Your toaster was made in China by the migrant worker mentioned above who had left the village seeking a better life. It was shipped to America inside a container that had been loaded onto a mega container ship that landed in Los Angeles. Then the container was moved by rail or truck to a large warehouse managed by Amazon. When you place your order on-line, the toaster you selected is placed on a plane or truck and delivered to you via UPS, FedEx or US Mail. The chain that begins in a factory in China and ends up at your door is long and complex. But it is lean and efficient.
…Make it at home
OK, fast forward to tomorrow. Tomorrow you will have at home a new generation 3 D printer that can actually “make” the toaster. You want a new toaster? You go on-line and you buy the specs for your toaster that are included in a software package. You download the specs into your 3 D printer and the printer “makes” your toaster. Sounds far-fetched? Not really. We are not there yet. But we are getting there, probably sooner than we can all think.
No more jobs
If this is indeed the future, imagine all the implications. The implications are that the factory in China that makes the toasters is redundant, and so are all the people employed there: workers, supervisors, managers, janitors, you name it. Furthermore, the complex logistics network necessary to move the toaster from the Chinese factory into a container ship and then to the Amazon warehouse is also redundant. And that means that all the people who support it are redundant: from the shipyard workers who make the container ships to the truck drivers who move the container from port to its final destination. And this is not the end. FedEx and UPS, whose business is mostly about moving all these boxes with toasters, TVs and hair dryers in them, become redundant.

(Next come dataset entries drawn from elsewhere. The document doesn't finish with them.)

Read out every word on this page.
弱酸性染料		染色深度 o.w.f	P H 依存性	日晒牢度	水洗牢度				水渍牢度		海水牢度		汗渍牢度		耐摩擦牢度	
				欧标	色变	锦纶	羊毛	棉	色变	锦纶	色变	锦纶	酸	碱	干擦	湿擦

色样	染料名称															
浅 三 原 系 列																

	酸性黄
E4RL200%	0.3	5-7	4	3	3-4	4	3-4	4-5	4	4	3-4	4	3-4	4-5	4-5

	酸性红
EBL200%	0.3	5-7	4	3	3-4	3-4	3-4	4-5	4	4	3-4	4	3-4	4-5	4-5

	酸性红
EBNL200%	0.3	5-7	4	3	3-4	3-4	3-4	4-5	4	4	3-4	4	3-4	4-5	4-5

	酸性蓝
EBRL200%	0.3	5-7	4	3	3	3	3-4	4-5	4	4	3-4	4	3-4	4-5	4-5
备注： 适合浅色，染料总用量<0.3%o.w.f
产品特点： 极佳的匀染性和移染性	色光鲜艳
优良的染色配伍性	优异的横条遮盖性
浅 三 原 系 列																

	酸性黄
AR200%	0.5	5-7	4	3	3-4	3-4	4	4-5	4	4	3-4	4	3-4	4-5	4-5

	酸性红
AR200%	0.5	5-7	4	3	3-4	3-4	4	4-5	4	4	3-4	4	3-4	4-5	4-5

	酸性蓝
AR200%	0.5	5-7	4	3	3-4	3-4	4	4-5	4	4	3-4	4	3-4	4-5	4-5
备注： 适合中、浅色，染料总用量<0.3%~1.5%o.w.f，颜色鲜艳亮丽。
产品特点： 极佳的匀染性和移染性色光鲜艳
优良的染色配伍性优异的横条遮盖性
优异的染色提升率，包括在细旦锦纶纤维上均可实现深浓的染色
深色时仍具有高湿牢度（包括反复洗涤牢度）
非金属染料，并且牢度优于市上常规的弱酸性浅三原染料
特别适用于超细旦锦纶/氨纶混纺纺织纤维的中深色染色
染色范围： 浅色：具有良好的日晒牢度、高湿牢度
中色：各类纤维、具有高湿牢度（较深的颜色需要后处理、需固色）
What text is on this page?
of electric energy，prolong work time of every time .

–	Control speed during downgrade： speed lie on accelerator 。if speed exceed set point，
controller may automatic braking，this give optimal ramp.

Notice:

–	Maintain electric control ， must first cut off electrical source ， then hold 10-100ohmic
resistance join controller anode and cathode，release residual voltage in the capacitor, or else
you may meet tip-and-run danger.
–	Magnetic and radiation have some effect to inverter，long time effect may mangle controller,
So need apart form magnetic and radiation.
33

You get the picture. When your home is the factory, all the factory jobs and all the services jobs necessary to move products from A to B will vanish. We are not quite there yet. But this is the future.
Is the future really great?
The techno-enthusiasts claim that all this is great. They confidently predict that, while old jobs vanish, new jobs will be created to support the new amazing technologies of the future. May be. But what happens if there is a 10 year time lag between the vanishing of traditional manufacturing jobs and the opportunity to create new ones? For 10 years former factory workers will be unemployed or under employed. And, later on, many of them, (if not most of them), will lack the skills to work on the new technologies that have replaced the old factories.
The “Luddites” fight back; but they lose
And so a gigantic economic transformation brought about by truly disruptive technologies will become a social and political problem. Long ago, the “Luddites” in England fought against the mechanization of the textile industry by destroying the new machines that were displacing manual workers. But it was a losing proposition. The machines won. They always do.
Who takes care of the losers?
When the new machines will take over, what will happen to all the displaced workers? Who will take care of them? We better have a plan, because very soon many societies will have to deal with this problem.